Alternatively, make your ice-bolt from water ice (freeze a test-tube full of water?), then pack it in dry ice in a cooler on the back porch to freeze it down to the point where it becomes much tougher. Use one of the 45-lb draw pistol-stlye crossbows, and you’ve got a nastly little device. Here’s an even more convincing beast, complete with collapsible stock.
Possible give-aways to the scheme: Insulated bag with dry-ice supplier’s logo on it, pawnshop records of a purchase of pistol-style crossbow, unsual quantities of water in blood, unusual flow patterns of blood, or maybe just a puddle water off by itself with a little blood and machine oil in it.
Here’s what you were looking for:
Trident II
Maybe I should be kept away from locked rooms for a while…
The cute little device perched atop the Trident II crossbow is a point-sight, probably one made by Daisey.
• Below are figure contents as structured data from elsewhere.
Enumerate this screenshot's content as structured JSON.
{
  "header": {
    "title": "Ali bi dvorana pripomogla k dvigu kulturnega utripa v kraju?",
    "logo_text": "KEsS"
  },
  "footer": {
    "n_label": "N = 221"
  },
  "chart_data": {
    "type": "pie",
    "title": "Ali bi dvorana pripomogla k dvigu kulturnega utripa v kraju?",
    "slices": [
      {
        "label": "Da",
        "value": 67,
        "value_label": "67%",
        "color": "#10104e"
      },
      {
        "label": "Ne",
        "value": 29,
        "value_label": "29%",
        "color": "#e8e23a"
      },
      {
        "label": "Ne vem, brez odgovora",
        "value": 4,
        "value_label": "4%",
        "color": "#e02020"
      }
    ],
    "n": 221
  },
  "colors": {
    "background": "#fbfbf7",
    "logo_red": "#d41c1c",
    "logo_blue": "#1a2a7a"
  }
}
A little light at the back of the sight relects off the glass lens, allowing you to line-up the bow with the target. It doesn’t produce a visible beam, and for the distance you’re talking about would pretty much guarantee a hit anywhere you want it.
TV Time, could you tell us your name? i want to buy some of your books! anyone who would consider a fish as a murder weapon is someone i want to read.
Yeah, TV, I passed the test but the GQ board didn’t!
I posted after Tranquilis but noticed it didn’t bump up or show me as the last poster. I gave it some time and still no go, sooooo I went to ATMB to ask why but it wouldn’t let me start a new thread. I came back to GQ still showed Tranquilis as the last post so I did a test post. It still didn’t register. Disgruntled, I left for a while.
I’m happy now though
With a point sight, and a short range, you no longer have to rely on the victim knocking the window prop out of the way. It can be shot away with a second ice-bolt. This removes a chance element that might spoil the killer’s planned “locked room”. It would, perhaps, create additional elements for figuring out what really happened: Why does the window prop have this big fresh scar on it? Or maybe the prop broke in two and part of it was trapped in the window when the windows slammed shut (bits of broken window prop sticking out from under the closed window ought to get someone’s attention). Perhaps someone (a dog walker, a nosey neighbor, etc) heard the window slam and saw something?
I’ll shut up now. I can’t wait for this to hit print, to see where you went with your ideas, and how it all shakes out. Please let us know when it’s published?
Pretty please?
You see, the killer doesn’t want a locked room. He wants at least two possible murder suspects to put him well down if not off the police’s list of possibilities. The door bolted from the inside somewhat eliminates the girlfriend and the closed window somewhat eliminates the thief. The murderer was hoping for a tolerable case against the girlfriend (with a possible secondary scapegoat of the black burglar). If he shoots out the prop holding the window, this helps defeat some of that.
Also, the murderer is intelligent enough to know that trying to shoot the prop could give clues to his method and who did it. Also it takes up time that he sees no purpose in using.